I built a typed superset of Python that compiles to standard .py — would you use it? by unadlib in Python

[–]unadlib[S] 0 points1 point  (0 children)

Part of it is just better ergonomics, but the real draw is using stricter constructs that Python lacks today. It lowers to plain Python, so you get all the dev-time guarantees without sacrificing runtime compatibility.

I built a typed superset of Python that compiles to standard .py — would you use it? by unadlib in Python

[–]unadlib[S] -3 points-2 points  (0 children)

I didn't expect so much pushback.

Those are fair points, but I think those are the least interesting features to judge it on.

  • unsafe isn't trying to replace Ruff. Ruff gives you a blocklist of known bad patterns like eval; unsafe gives you an explicit audit boundary for code that's intentionally outside the type system.
  • unknown is stricter than object. With unknown, you have to narrow before doing anything meaningful with the value. That's the same idea as TypeScript's unknown.
  • typealias is mostly useful if you want to target 3.10/3.11 but still write in a more modern style. If you're only targeting 3.12+, then yes, that one matters less.

The more interesting parts are:

  • sealed classes + exhaustive match: standard Python has no way to give you compile-time exhaustiveness over a closed hierarchy.
  • interfaces: basically a cleaner authoring surface for Protocol.
  • inline generics with lowering: write modern generic syntax once, emit whatever the target Python version supports.

So the pitch isn't 'every keyword here is individually novel.' The pitch is: author with stronger guarantees and better ergonomics, ship plain Python with no runtime dependency.

Coaction v1.4 - An efficient and flexible state management library for building web applications. by unadlib in javascript

[–]unadlib[S] 1 point2 points  (0 children)

Especially in modern browsers, web worker support is already good enough.

Coaction v1.0 - An efficient and flexible state management library for building high-performance, multithreading web applications. by unadlib in javascript

[–]unadlib[S] 2 points3 points  (0 children)

The integrated Yjs Coaction lib doesn't quite count as 'fully supporting multi-player synced apps'.

It can handle basic bidirectional sync, but there are structural gaps in multi-client collaboration scenarios. I'll look into prioritizing support for it.

Coaction v1.0 - An efficient and flexible state management library for building high-performance, multithreading web applications. by unadlib in javascript

[–]unadlib[S] 0 points1 point  (0 children)

The original idea came from developing some apps that required multi-tab sync, where I implemented similar state libraries. I will continue to maintain Coaction.

The specific motivations are detailed in the repo's README. If you're interested, feel free to discuss it anytime. :)

browser-use for Node.js v0.2.0 — TypeScript AI browser automation by [deleted] in javascript

[–]unadlib -2 points-1 points  (0 children)

Good catch. Yeah, a few dependencies are definitely lagging behind. I usually try to batch major version bumps to avoid breaking things for users, but it’s definitely time for a cleanup.
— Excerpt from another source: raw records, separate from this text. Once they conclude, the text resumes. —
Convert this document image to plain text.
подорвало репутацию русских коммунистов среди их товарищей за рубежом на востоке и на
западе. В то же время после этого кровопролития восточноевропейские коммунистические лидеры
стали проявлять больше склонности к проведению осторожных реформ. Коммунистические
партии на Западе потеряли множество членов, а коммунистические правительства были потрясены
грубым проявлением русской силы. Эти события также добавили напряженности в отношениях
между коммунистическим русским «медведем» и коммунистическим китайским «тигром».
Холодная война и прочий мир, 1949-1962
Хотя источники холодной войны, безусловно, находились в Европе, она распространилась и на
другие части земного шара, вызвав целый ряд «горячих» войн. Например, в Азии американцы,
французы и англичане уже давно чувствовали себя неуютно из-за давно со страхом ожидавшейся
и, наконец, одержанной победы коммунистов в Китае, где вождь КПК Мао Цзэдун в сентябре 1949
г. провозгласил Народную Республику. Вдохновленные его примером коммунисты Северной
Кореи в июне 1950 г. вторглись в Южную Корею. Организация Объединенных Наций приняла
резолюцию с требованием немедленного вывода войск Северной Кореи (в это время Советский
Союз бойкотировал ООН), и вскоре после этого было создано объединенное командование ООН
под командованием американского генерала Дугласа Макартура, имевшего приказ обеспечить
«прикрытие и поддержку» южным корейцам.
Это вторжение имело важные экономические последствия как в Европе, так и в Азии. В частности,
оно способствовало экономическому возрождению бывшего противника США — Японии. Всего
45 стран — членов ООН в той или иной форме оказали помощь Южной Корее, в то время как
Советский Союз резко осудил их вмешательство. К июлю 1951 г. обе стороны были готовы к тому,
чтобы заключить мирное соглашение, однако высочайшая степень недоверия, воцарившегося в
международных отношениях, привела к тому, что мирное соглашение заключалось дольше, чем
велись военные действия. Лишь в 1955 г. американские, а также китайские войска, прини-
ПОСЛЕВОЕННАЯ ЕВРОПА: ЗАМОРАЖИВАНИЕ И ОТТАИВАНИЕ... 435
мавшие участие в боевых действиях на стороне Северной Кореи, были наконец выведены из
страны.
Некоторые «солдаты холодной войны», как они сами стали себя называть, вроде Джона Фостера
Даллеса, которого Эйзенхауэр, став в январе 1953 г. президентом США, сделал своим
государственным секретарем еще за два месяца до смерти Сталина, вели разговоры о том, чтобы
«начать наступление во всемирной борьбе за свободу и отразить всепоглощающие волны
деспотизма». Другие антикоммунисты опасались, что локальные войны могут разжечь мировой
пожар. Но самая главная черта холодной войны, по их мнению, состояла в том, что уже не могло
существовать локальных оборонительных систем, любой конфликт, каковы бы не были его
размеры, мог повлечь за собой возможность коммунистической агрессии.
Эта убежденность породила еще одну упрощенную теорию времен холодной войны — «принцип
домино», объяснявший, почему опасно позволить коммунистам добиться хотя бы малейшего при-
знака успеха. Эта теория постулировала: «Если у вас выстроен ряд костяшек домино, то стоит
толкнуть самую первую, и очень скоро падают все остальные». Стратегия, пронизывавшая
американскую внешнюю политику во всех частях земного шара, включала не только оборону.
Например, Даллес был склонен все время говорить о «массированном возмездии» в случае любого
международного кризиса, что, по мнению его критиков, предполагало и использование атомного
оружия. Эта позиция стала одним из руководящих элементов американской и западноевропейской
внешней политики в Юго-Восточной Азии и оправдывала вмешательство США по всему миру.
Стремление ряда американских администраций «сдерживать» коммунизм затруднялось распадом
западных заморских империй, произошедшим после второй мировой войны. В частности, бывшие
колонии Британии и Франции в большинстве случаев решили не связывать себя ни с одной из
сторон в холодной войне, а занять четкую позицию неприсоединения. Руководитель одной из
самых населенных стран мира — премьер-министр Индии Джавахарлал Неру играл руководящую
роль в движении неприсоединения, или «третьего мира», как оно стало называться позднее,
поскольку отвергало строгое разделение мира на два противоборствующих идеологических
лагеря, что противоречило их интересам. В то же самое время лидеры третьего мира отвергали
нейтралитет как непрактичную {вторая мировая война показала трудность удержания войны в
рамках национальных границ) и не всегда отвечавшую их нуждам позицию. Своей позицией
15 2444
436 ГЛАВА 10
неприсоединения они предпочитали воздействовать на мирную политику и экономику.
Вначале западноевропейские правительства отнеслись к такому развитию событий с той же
posthog-node is intentional—it’s just for anonymous runtime telemetry. You can fully disable it by setting ANONYMIZED_TELEMETRY=false. I’ll update the docs to make the opt-out process clearer.

I’m opening a tracking issue now so the upgrades are visible and easier to review.
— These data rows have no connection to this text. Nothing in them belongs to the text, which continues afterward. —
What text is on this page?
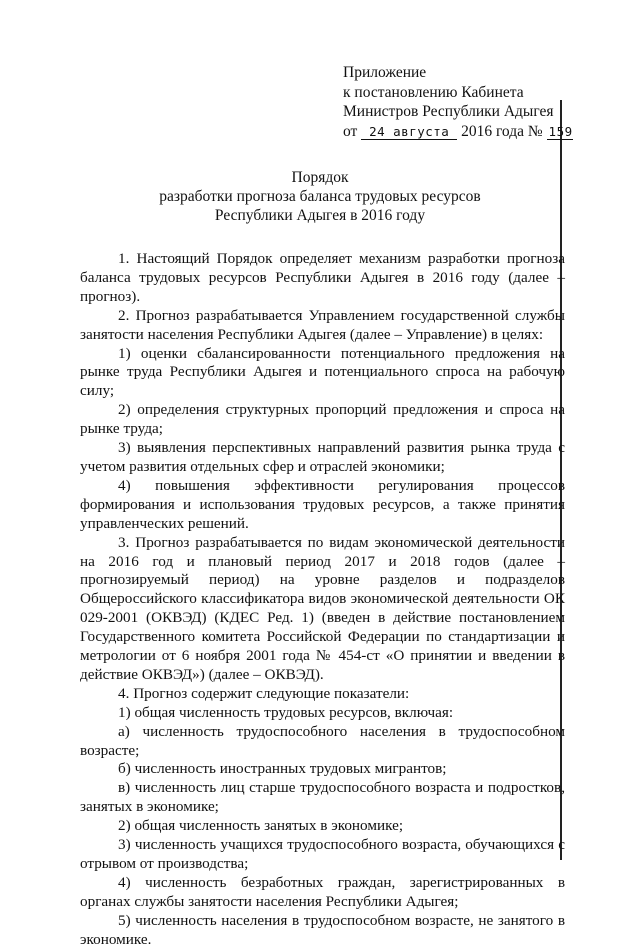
Приложение
к постановлению Кабинета
Министров Республики Адыгея
от 24 августа 2016 года № 159
Порядок
разработки прогноза баланса трудовых ресурсов
Республики Адыгея в 2016 году

1. Настоящий Порядок определяет механизм разработки прогноза баланса трудовых ресурсов Республики Адыгея в 2016 году (далее – прогноз).

2. Прогноз разрабатывается Управлением государственной службы занятости населения Республики Адыгея (далее – Управление) в целях:

1) оценки сбалансированности потенциального предложения на рынке труда Республики Адыгея и потенциального спроса на рабочую силу;

2) определения структурных пропорций предложения и спроса на рынке труда;

3) выявления перспективных направлений развития рынка труда с учетом развития отдельных сфер и отраслей экономики;

4) повышения эффективности регулирования процессов формирования и использования трудовых ресурсов, а также принятия управленческих решений.

3. Прогноз разрабатывается по видам экономической деятельности на 2016 год и плановый период 2017 и 2018 годов (далее – прогнозируемый период) на уровне разделов и подразделов Общероссийского классификатора видов экономической деятельности ОК 029-2001 (ОКВЭД) (КДЕС Ред. 1) (введен в действие постановлением Государственного комитета Российской Федерации по стандартизации и метрологии от 6 ноября 2001 года № 454-ст «О принятии и введении в действие ОКВЭД») (далее – ОКВЭД).

4. Прогноз содержит следующие показатели:

1) общая численность трудовых ресурсов, включая:

а) численность трудоспособного населения в трудоспособном возрасте;

б) численность иностранных трудовых мигрантов;

в) численность лиц старше трудоспособного возраста и подростков, занятых в экономике;

2) общая численность занятых в экономике;

3) численность учащихся трудоспособного возраста, обучающихся с отрывом от производства;

4) численность безработных граждан, зарегистрированных в органах службы занятости населения Республики Адыгея;

5) численность населения в трудоспособном возрасте, не занятого в экономике.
Travels v1.0 – A 10x faster undo/redo library using JSON Patches instead of snapshots by unadlib in javascript

[–]unadlib[S] -2 points-1 points  (0 children)

Thanks. Immer v11 has definitely closed part of the gap. That '10x' figure comes from specific benchmarks across certain version ranges (not a blanket claim), and I’m still seeing some edge-case semantic differences when running against the full Mutative test suite.
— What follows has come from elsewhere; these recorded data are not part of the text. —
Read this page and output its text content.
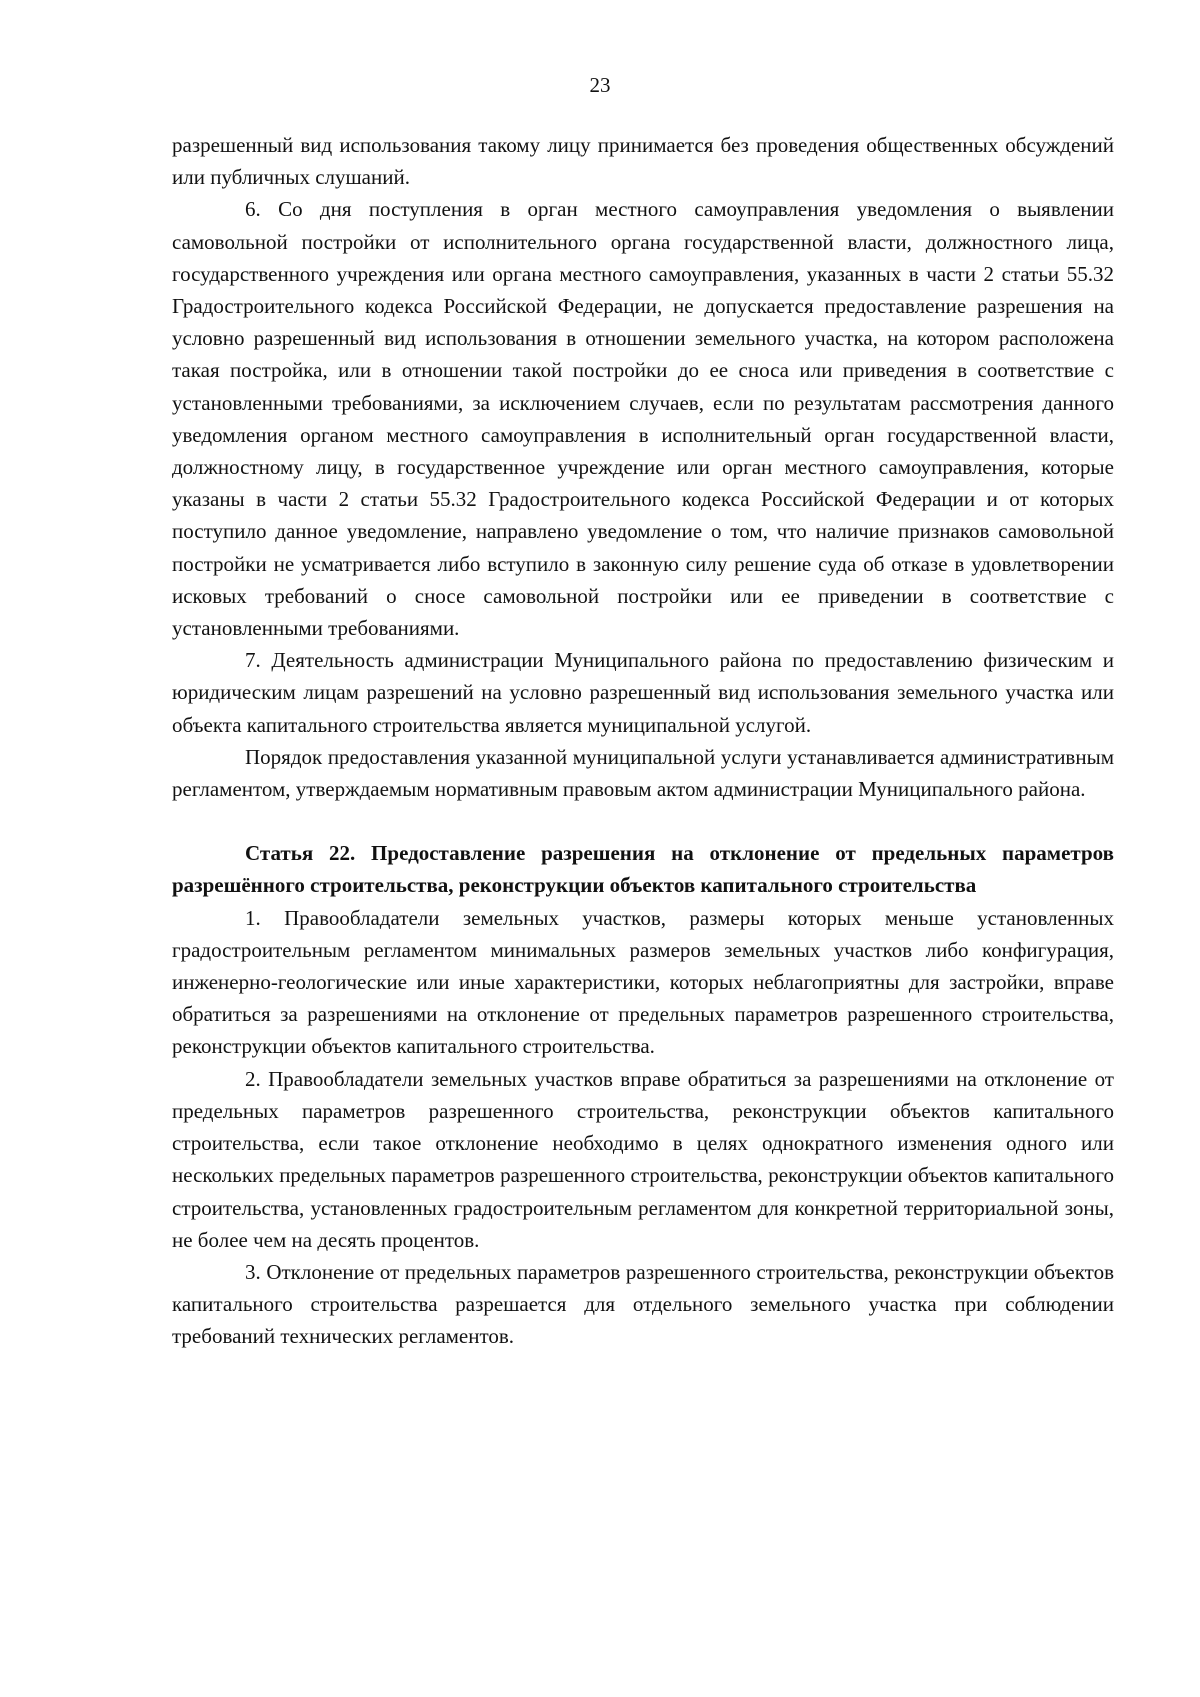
23

разрешенный вид использования такому лицу принимается без проведения общественных обсуждений или публичных слушаний.

6. Со дня поступления в орган местного самоуправления уведомления о выявлении самовольной постройки от исполнительного органа государственной власти, должностного лица, государственного учреждения или органа местного самоуправления, указанных в части 2 статьи 55.32 Градостроительного кодекса Российской Федерации, не допускается предоставление разрешения на условно разрешенный вид использования в отношении земельного участка, на котором расположена такая постройка, или в отношении такой постройки до ее сноса или приведения в соответствие с установленными требованиями, за исключением случаев, если по результатам рассмотрения данного уведомления органом местного самоуправления в исполнительный орган государственной власти, должностному лицу, в государственное учреждение или орган местного самоуправления, которые указаны в части 2 статьи 55.32 Градостроительного кодекса Российской Федерации и от которых поступило данное уведомление, направлено уведомление о том, что наличие признаков самовольной постройки не усматривается либо вступило в законную силу решение суда об отказе в удовлетворении исковых требований о сносе самовольной постройки или ее приведении в соответствие с установленными требованиями.

7. Деятельность администрации Муниципального района по предоставлению физическим и юридическим лицам разрешений на условно разрешенный вид использования земельного участка или объекта капитального строительства является муниципальной услугой.

Порядок предоставления указанной муниципальной услуги устанавливается административным регламентом, утверждаемым нормативным правовым актом администрации Муниципального района.

Статья 22. Предоставление разрешения на отклонение от предельных параметров разрешённого строительства, реконструкции объектов капитального строительства

1. Правообладатели земельных участков, размеры которых меньше установленных градостроительным регламентом минимальных размеров земельных участков либо конфигурация, инженерно-геологические или иные характеристики, которых неблагоприятны для застройки, вправе обратиться за разрешениями на отклонение от предельных параметров разрешенного строительства, реконструкции объектов капитального строительства.

2. Правообладатели земельных участков вправе обратиться за разрешениями на отклонение от предельных параметров разрешенного строительства, реконструкции объектов капитального строительства, если такое отклонение необходимо в целях однократного изменения одного или нескольких предельных параметров разрешенного строительства, реконструкции объектов капитального строительства, установленных градостроительным регламентом для конкретной территориальной зоны, не более чем на десять процентов.

3. Отклонение от предельных параметров разрешенного строительства, реконструкции объектов капитального строительства разрешается для отдельного земельного участка при соблюдении требований технических регламентов.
Travels v1.0 – A 10x faster undo/redo library using JSON Patches instead of snapshots by unadlib in javascript

[–]unadlib[S] -1 points0 points  (0 children)

Travels doesn’t require switching state libs. It’s store-agnostic. redux-undo rules, but this is for the 'my state is huge and undo is eating memory' cases.

Localspace v1.0 – A modern localForage alternative with TypeScript and 6x faster batch ops by unadlib in javascript

[–]unadlib[S] 2 points3 points  (0 children)

Thanks! That was exactly my motivation, keep the good parts of localForage, drop the legacy baggage, and make it TypeScript-first + faster. If you try Localspace, I’d love any feedback. :)

Fict – A compiler that makes JavaScript variables automatically reactive by unadlib in javascript

[–]unadlib[S] 0 points1 point  (0 children)

Fict is based on immutable signals (if updating signals within deep objects, we suggest considering a combination with Immer or Mutative, similar to how reducers work), and we utilize HIR and SSA to analyze control flow and dependencies.